一部で話題が沸騰していた財務省の35人学級向け予算削減の話と、G型L型大学に分割する冨山和彦さんの議論を、少子高齢化下の財政難の話に寄せて執筆してみました。



http://www.president.co.jp/pre/new/index/

クエスチョンタイム [39]●山本一郎

「35人学級」とは誰のために必要なのか





 元とした議論はこちらです。



「アベノミクスの終わり」解散で社会保障改革待ったなし

http://ironna.jp/article/622

財源のはっきりしない政策議論は、そもそもおかしいと思うんだよね

http://kirik.tea-nifty.com/diary/2014/10/post-388f.html



 記事の中では触れませんでしたが、35人学級の効果についてはいまなお有識者の中でも意見が分かれており、効果がないともあるとも言い辛い状況ではあります。ただ、それとは別として教育予算を他に比べて温存する、あるいは優先するのであれば、他の政策よりも優遇されるべき理由を文科省や教育現場はしっかりと説明しなければならず、自分の取り組んでいることは大事だからという理屈だけではダメでしょうという話で。

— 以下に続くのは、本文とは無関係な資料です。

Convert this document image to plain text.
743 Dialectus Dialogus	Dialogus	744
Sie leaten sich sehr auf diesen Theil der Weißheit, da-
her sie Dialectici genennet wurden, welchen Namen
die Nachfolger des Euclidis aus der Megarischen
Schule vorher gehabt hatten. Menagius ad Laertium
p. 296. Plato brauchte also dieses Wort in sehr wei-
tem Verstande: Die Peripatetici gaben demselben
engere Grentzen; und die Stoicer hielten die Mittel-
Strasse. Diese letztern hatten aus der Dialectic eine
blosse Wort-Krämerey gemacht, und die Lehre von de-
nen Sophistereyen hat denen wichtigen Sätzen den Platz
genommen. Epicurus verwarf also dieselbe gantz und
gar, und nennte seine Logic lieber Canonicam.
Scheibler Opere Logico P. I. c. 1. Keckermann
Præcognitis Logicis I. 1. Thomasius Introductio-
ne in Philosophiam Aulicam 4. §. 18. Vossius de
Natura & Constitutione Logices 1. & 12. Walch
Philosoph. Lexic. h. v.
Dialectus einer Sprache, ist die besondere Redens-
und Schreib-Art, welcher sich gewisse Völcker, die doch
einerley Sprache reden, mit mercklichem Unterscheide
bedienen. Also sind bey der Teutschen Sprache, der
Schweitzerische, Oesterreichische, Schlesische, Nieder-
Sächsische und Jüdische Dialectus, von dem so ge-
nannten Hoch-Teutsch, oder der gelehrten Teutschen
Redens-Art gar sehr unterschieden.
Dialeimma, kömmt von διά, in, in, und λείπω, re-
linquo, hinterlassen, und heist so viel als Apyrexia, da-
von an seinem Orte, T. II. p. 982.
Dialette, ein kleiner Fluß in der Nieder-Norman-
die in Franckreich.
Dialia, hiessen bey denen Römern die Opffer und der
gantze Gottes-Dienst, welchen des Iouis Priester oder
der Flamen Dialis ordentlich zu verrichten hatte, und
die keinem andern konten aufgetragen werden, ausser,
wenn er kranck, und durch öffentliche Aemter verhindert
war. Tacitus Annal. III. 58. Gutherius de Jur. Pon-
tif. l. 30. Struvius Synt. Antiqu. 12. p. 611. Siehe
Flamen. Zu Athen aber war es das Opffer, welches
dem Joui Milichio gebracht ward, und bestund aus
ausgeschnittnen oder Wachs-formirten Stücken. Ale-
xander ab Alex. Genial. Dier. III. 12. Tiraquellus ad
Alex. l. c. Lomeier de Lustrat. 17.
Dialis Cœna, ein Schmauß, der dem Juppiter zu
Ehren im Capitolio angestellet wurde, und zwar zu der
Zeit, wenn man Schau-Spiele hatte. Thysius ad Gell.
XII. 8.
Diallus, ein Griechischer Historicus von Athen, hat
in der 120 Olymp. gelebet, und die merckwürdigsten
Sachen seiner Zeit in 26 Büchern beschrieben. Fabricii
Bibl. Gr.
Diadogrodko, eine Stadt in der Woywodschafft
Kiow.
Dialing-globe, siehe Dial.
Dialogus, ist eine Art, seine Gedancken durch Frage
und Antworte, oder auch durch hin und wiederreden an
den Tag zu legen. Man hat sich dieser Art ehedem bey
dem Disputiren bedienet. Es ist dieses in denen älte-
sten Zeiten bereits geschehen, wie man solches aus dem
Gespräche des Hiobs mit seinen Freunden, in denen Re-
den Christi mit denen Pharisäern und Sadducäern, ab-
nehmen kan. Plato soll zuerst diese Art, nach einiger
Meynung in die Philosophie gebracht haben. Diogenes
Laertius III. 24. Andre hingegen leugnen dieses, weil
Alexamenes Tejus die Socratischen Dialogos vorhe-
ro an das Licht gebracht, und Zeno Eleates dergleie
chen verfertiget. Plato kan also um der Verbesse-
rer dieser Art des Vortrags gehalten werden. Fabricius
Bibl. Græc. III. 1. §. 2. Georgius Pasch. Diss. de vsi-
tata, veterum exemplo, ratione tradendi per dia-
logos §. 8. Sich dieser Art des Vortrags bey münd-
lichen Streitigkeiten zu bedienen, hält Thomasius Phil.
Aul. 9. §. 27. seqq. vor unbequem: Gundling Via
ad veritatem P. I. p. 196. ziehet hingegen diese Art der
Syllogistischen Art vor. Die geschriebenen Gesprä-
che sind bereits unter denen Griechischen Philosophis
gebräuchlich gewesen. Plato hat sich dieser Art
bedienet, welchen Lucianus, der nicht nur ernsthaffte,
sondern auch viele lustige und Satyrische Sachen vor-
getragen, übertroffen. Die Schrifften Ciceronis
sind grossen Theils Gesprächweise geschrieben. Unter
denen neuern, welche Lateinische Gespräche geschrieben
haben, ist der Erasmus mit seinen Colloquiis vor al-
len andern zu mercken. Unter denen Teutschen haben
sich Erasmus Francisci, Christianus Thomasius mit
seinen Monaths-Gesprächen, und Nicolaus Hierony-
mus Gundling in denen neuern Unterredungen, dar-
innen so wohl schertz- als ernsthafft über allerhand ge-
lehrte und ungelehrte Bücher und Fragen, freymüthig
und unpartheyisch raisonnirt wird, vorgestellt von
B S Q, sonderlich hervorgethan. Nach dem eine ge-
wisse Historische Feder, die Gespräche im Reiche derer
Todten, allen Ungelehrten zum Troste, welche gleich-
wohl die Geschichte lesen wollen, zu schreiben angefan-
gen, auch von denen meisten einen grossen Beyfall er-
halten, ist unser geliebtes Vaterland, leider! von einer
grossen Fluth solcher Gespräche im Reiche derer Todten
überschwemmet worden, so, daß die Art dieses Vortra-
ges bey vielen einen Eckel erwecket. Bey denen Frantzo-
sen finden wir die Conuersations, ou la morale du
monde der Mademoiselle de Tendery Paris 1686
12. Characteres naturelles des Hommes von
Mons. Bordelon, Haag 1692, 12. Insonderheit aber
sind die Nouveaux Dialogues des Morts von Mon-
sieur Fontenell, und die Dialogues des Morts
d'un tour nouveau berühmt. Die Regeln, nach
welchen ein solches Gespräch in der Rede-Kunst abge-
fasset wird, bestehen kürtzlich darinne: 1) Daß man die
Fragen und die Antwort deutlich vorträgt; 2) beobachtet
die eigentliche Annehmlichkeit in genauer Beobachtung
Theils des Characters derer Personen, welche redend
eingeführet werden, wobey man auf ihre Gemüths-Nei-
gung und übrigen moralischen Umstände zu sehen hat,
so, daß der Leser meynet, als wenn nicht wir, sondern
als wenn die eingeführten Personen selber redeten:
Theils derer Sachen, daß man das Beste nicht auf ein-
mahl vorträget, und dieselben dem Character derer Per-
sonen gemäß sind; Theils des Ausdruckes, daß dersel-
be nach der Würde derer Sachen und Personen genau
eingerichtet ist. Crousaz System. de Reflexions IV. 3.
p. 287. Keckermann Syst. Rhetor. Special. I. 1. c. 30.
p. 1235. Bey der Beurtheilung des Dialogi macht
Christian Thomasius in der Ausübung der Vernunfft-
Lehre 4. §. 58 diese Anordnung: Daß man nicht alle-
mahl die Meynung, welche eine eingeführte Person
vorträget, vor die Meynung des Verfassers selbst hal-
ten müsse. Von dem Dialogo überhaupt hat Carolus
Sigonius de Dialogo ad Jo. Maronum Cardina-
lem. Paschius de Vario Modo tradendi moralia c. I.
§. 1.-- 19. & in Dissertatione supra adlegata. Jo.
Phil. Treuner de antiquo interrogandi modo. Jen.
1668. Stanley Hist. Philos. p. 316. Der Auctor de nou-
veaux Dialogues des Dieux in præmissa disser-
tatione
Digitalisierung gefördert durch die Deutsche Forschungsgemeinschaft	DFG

 日本の国力の根幹は教育であり、その予算は最優先するべきだ、という議論に反対する日本人はたぶんいません。しかし、教育の内容や効率の問題とあわせて、ひとつの政策を優先させるには別の政策を劣後させる議論をしなければならず、必要性だけを説いていては意味がないと思うんですよね。



 併せて、財務省が敵みたいな議論になっていますが、確かに予算配分の権限を財務省は握っているんだけど、各省庁各政策に関する予算は当事者誰もがこれは大事だと思って予算獲得に奔走しているわけですよ。みんな重要だ、というところからどれを優先するかの議論がきちんとなされなければ、そりゃあ優先させる権限を財務省に渡していることに他ならないわけですから、もう少しやりようがあるのではないかと思うのであります。

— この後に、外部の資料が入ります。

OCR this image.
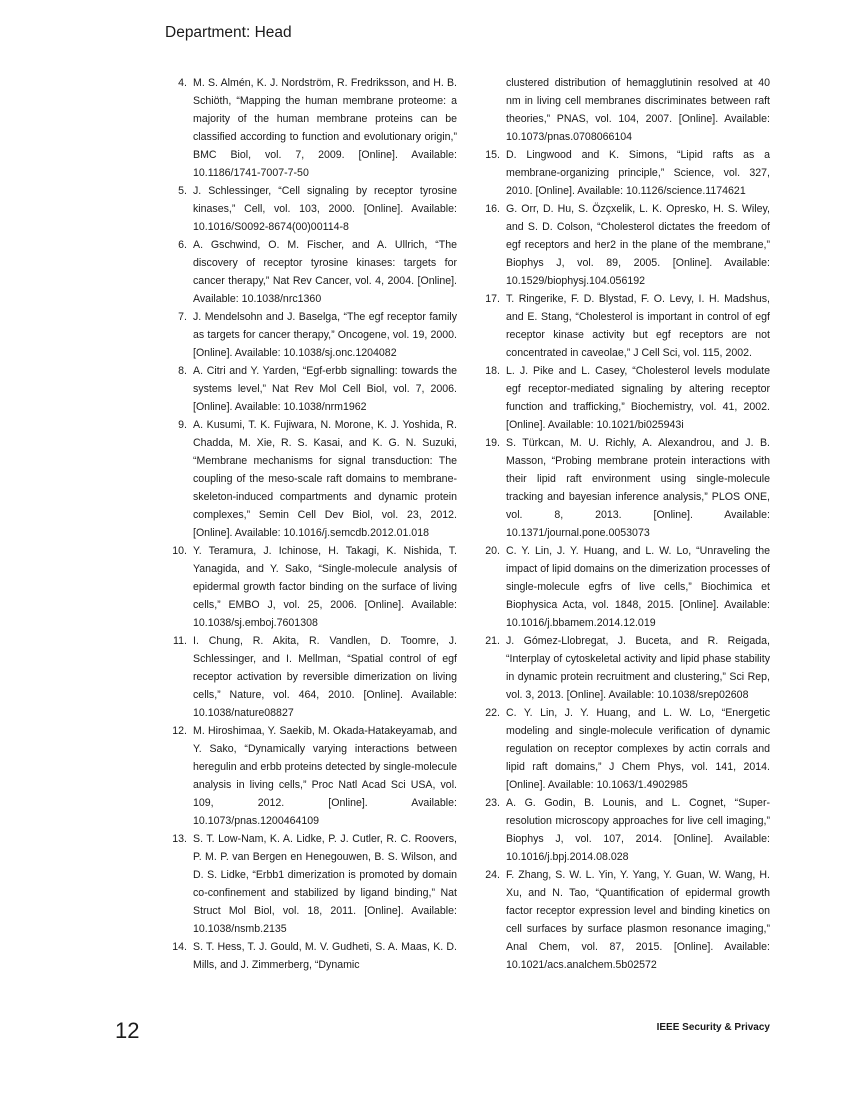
Department: Head
4. M. S. Almén, K. J. Nordström, R. Fredriksson, and H. B. Schiöth, “Mapping the human membrane proteome: a majority of the human membrane proteins can be classified according to function and evolutionary origin,” BMC Biol, vol. 7, 2009. [Online]. Available: 10.1186/1741-7007-7-50
5. J. Schlessinger, “Cell signaling by receptor tyrosine kinases,” Cell, vol. 103, 2000. [Online]. Available: 10.1016/S0092-8674(00)00114-8
6. A. Gschwind, O. M. Fischer, and A. Ullrich, “The discovery of receptor tyrosine kinases: targets for cancer therapy,” Nat Rev Cancer, vol. 4, 2004. [Online]. Available: 10.1038/nrc1360
7. J. Mendelsohn and J. Baselga, “The egf receptor family as targets for cancer therapy,” Oncogene, vol. 19, 2000. [Online]. Available: 10.1038/sj.onc.1204082
8. A. Citri and Y. Yarden, “Egf-erbb signalling: towards the systems level,” Nat Rev Mol Cell Biol, vol. 7, 2006. [Online]. Available: 10.1038/nrm1962
9. A. Kusumi, T. K. Fujiwara, N. Morone, K. J. Yoshida, R. Chadda, M. Xie, R. S. Kasai, and K. G. N. Suzuki, “Membrane mechanisms for signal transduction: The coupling of the meso-scale raft domains to membrane-skeleton-induced compartments and dynamic protein complexes,” Semin Cell Dev Biol, vol. 23, 2012. [Online]. Available: 10.1016/j.semcdb.2012.01.018
10. Y. Teramura, J. Ichinose, H. Takagi, K. Nishida, T. Yanagida, and Y. Sako, “Single-molecule analysis of epidermal growth factor binding on the surface of living cells,” EMBO J, vol. 25, 2006. [Online]. Available: 10.1038/sj.emboj.7601308
11. I. Chung, R. Akita, R. Vandlen, D. Toomre, J. Schlessinger, and I. Mellman, “Spatial control of egf receptor activation by reversible dimerization on living cells,” Nature, vol. 464, 2010. [Online]. Available: 10.1038/nature08827
12. M. Hiroshimaa, Y. Saekib, M. Okada-Hatakeyamab, and Y. Sako, “Dynamically varying interactions between heregulin and erbb proteins detected by single-molecule analysis in living cells,” Proc Natl Acad Sci USA, vol. 109, 2012. [Online]. Available: 10.1073/pnas.1200464109
13. S. T. Low-Nam, K. A. Lidke, P. J. Cutler, R. C. Roovers, P. M. P. van Bergen en Henegouwen, B. S. Wilson, and D. S. Lidke, “Erbb1 dimerization is promoted by domain co-confinement and stabilized by ligand binding,” Nat Struct Mol Biol, vol. 18, 2011. [Online]. Available: 10.1038/nsmb.2135
14. S. T. Hess, T. J. Gould, M. V. Gudheti, S. A. Maas, K. D. Mills, and J. Zimmerberg, “Dynamic
clustered distribution of hemagglutinin resolved at 40 nm in living cell membranes discriminates between raft theories,” PNAS, vol. 104, 2007. [Online]. Available: 10.1073/pnas.0708066104
15. D. Lingwood and K. Simons, “Lipid rafts as a membrane-organizing principle,” Science, vol. 327, 2010. [Online]. Available: 10.1126/science.1174621
16. G. Orr, D. Hu, S. Özçxelik, L. K. Opresko, H. S. Wiley, and S. D. Colson, “Cholesterol dictates the freedom of egf receptors and her2 in the plane of the membrane,” Biophys J, vol. 89, 2005. [Online]. Available: 10.1529/biophysj.104.056192
17. T. Ringerike, F. D. Blystad, F. O. Levy, I. H. Madshus, and E. Stang, “Cholesterol is important in control of egf receptor kinase activity but egf receptors are not concentrated in caveolae,” J Cell Sci, vol. 115, 2002.
18. L. J. Pike and L. Casey, “Cholesterol levels modulate egf receptor-mediated signaling by altering receptor function and trafficking,” Biochemistry, vol. 41, 2002. [Online]. Available: 10.1021/bi025943i
19. S. Türkcan, M. U. Richly, A. Alexandrou, and J. B. Masson, “Probing membrane protein interactions with their lipid raft environment using single-molecule tracking and bayesian inference analysis,” PLOS ONE, vol. 8, 2013. [Online]. Available: 10.1371/journal.pone.0053073
20. C. Y. Lin, J. Y. Huang, and L. W. Lo, “Unraveling the impact of lipid domains on the dimerization processes of single-molecule egfrs of live cells,” Biochimica et Biophysica Acta, vol. 1848, 2015. [Online]. Available: 10.1016/j.bbamem.2014.12.019
21. J. Gómez-Llobregat, J. Buceta, and R. Reigada, “Interplay of cytoskeletal activity and lipid phase stability in dynamic protein recruitment and clustering,” Sci Rep, vol. 3, 2013. [Online]. Available: 10.1038/srep02608
22. C. Y. Lin, J. Y. Huang, and L. W. Lo, “Energetic modeling and single-molecule verification of dynamic regulation on receptor complexes by actin corrals and lipid raft domains,” J Chem Phys, vol. 141, 2014. [Online]. Available: 10.1063/1.4902985
23. A. G. Godin, B. Lounis, and L. Cognet, “Super-resolution microscopy approaches for live cell imaging,” Biophys J, vol. 107, 2014. [Online]. Available: 10.1016/j.bpj.2014.08.028
24. F. Zhang, S. W. L. Yin, Y. Yang, Y. Guan, W. Wang, H. Xu, and N. Tao, “Quantification of epidermal growth factor receptor expression level and binding kinetics on cell surfaces by surface plasmon resonance imaging,” Anal Chem, vol. 87, 2015. [Online]. Available: 10.1021/acs.analchem.5b02572
12	IEEE Security & Privacy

 大事なのは分かっているから、何に比べてどう大事であり、どういう政策をどんな目標に向かって実現するのか、というのはもう少し考えるべきだと思います。



 教育は大事なのだから教員は削減するべきではない、教員の職場は大変なのだ、で話が終わられては困ります。そもそも、義務教育を司るところでは本来家庭が子供に対して担うべき躾を学校の現場までもが代行しているかもしれないし、大学全入時代になって子供が増える前提で大学を増設した結果何の役にも立たない私立大学が量産されてしまって淘汰の時期に来ているだろうし、そのあたり子供の教育とこれからの社会での貢献の仕方については合理化や調整が絶対に必要でしょう。